這個農場防盜措施很嚴密,紅磚圍墻砌得怕有兩米多高,上面鋪著鐵絲網,每隔幾十米還有一個攝像槍。大門是一扇厚重的鐵門,鐵門上還開著一個小鐵窗。
鄭遐覺得這不像個果園,倒有點像看守所。
兩邊紅磚砌的門柱一左一右掛了兩塊醒目的白底黑字招牌:海門市殘聯殘疾人康療基地、海門市正陽區東溪農場。
令鄭遐生氣的是,紅磚墻面上還釘著一塊黃銅色的銘牌,銘牌上的文字是:全省殘疾人就業示范基地。下面授牌單位赫然是廣南省省殘聯。
他娘的,這不是典型的掛羊頭賣狗肉么?都不合作了,招牌卻擦得锃亮,這個寇東溪……
寇榮開始按門鈴,叮咚,叮咚。良久,沒有聲音。
鄭遐也不著急,叉著腰,在原地溜達。
突然,鄭遐發現灰白色的水泥地面上有星星點點的黑色油漬。順著腳下的油漬向遠處看,時不時看到路面有那么一點……
鄭遐粗粗判斷,有點像汽車機油滲漏掉在地上的痕跡。腳下的污漬,有淺有深,斑斑點點,估計有些年月了。
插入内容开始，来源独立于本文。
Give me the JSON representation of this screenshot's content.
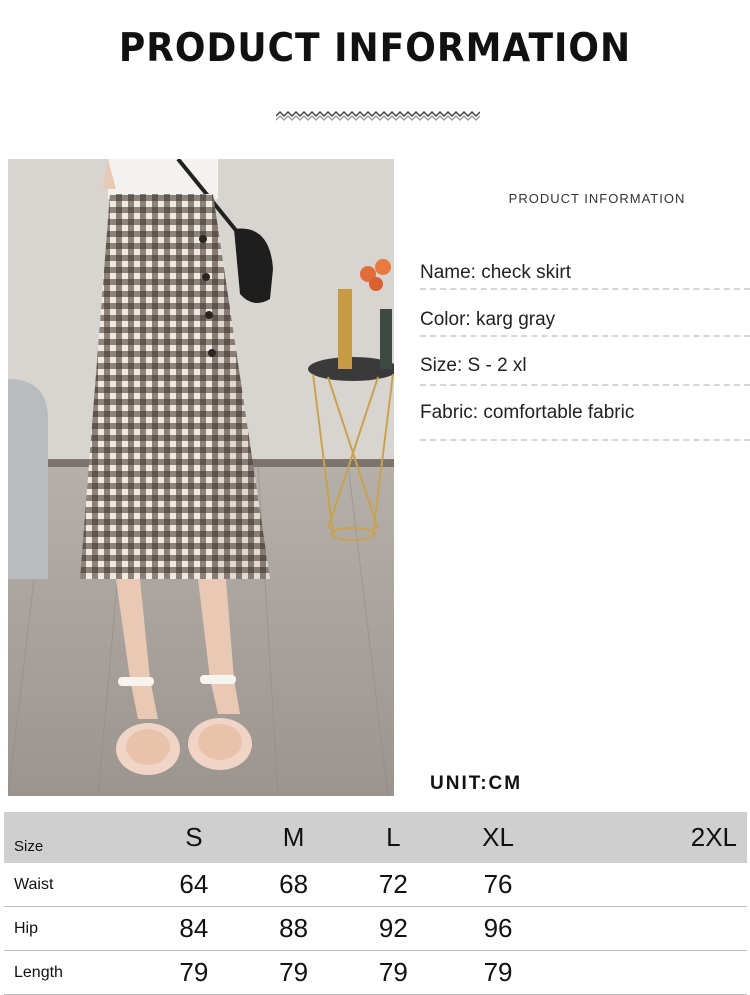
{
  "header": {
    "title": "PRODUCT INFORMATION"
  },
  "info": {
    "heading": "PRODUCT INFORMATION",
    "specs": [
      "Name: check skirt",
      "Color: karg gray",
      "Size: S - 2 xl",
      "Fabric: comfortable fabric"
    ]
  },
  "unit": "UNIT:CM",
  "size_table": {
    "header_label": "Size",
    "columns": [
      "S",
      "M",
      "L",
      "XL",
      "2XL"
    ],
    "rows": [
      {
        "label": "Waist",
        "values": [
          "64",
          "68",
          "72",
          "76",
          ""
        ]
      },
      {
        "label": "Hip",
        "values": [
          "84",
          "88",
          "92",
          "96",
          ""
        ]
      },
      {
        "label": "Length",
        "values": [
          "79",
          "79",
          "79",
          "79",
          ""
        ]
      }
    ]
  },
  "colors": {
    "table_header_bg": "#cfcfcf",
    "skirt_check": "#3a2f2a",
    "floor": "#a9a39d"
  },
  "image": {
    "subject": "model-wearing-check-skirt-photo"
  }
}
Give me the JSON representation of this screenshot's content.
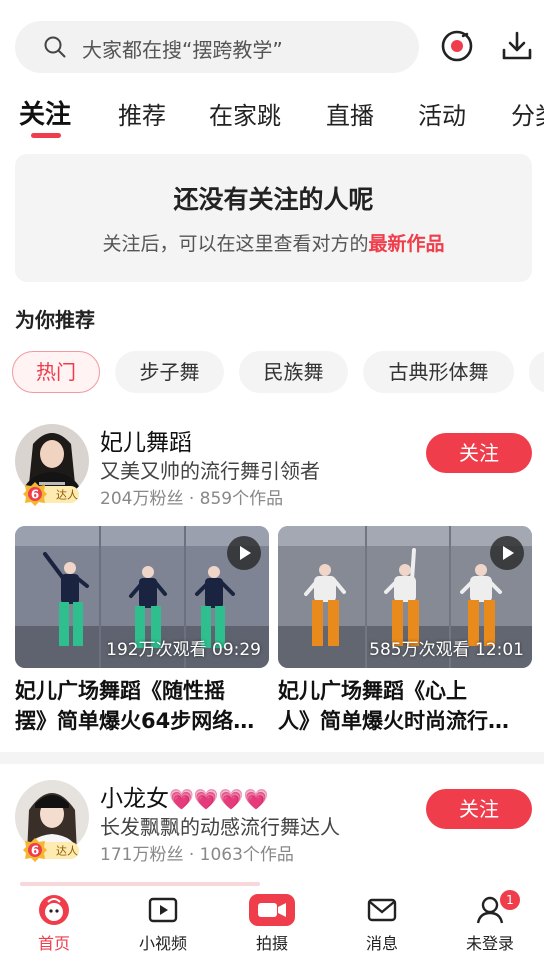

——汽車漏油不會是經常性的,這是什么情況?寇東溪這里頭不是果園和紙盒廠么?他的運輸工具難道是拖拉機?
鄭遐還在胡思亂想的時候,鐵門上的小鐵窗““吱呀”一聲開了,露出一張胖胖的臉。
“找誰?”胖子說話很不客氣。
寇榮說:“我是正陽區zhengfu的人,約了東溪兄談事的。”
“真約了?”
“約了。”
胖子打量了一下兩人:“你們等著,我核實一下。”
“啪”的一聲,小鐵窗關上了。“汪汪汪”鐵門里響起一陣狗叫。
寇榮臉色一變,說:“鄭科,這里有狗。”
鄭遐說:“怎么?怕狗?”
寇榮說:“這里的兩條狗兇得很,是德國黑背。”
鄭遐笑了:“我們找寇東溪談事,他會放狗咬人?”
寇榮說,“這狗不聽主人的話,經常咬傷路人,所以果園里的保安看得很死。”
大山里出來的鄭副鎮長哪里會怕狗?
鄭遐說:“誰被咬過?”
“錢科差點兒被咬。”寇榮悄悄看鄭遐的臉色。
鄭遐默不作聲。
良久,那小鐵窗打開了,胖子的臉又露了出來。
胖子說:“寇總說了,有話去區里談,他請客吃飯喝茶。農場不方便談話,我們這條件不好,看家狗也太兇,喜歡咬陌生人,不安全。”
滑稽!這種理由也成立,鄭遐止不住腹誹,底層刁民耍賴皮都不會編排!你把狗拉到別處去就不行么?
鄭遐說:“你把狗領走,我們進來。”
胖子說:“我們的狗沒有狗繩,散養的,它聽到動靜就會沖過來,狗耳朵可靈了。”
鄭遐干脆地道:“我們開車進來,你把門打開,別廢話!”
胖子認真地道:“這可是你自己說的啊。”
“我說的!”
“好吧,我把狗領走。但是它聽到動靜沖過來可不能怪我。”
“不怪你。”
胖子點點頭,小鐵門“啪”的關上了。
半晌,滑輪開始“吱呀吱呀”呻吟,厚重的大門緩緩拉開。鄭遐胳膊一緊,扭頭一看,寇榮緊緊地抓住了自己的胳膊。鄭遐暗暗好笑,今天算開眼了,兩條狗都能嚇倒國家干部。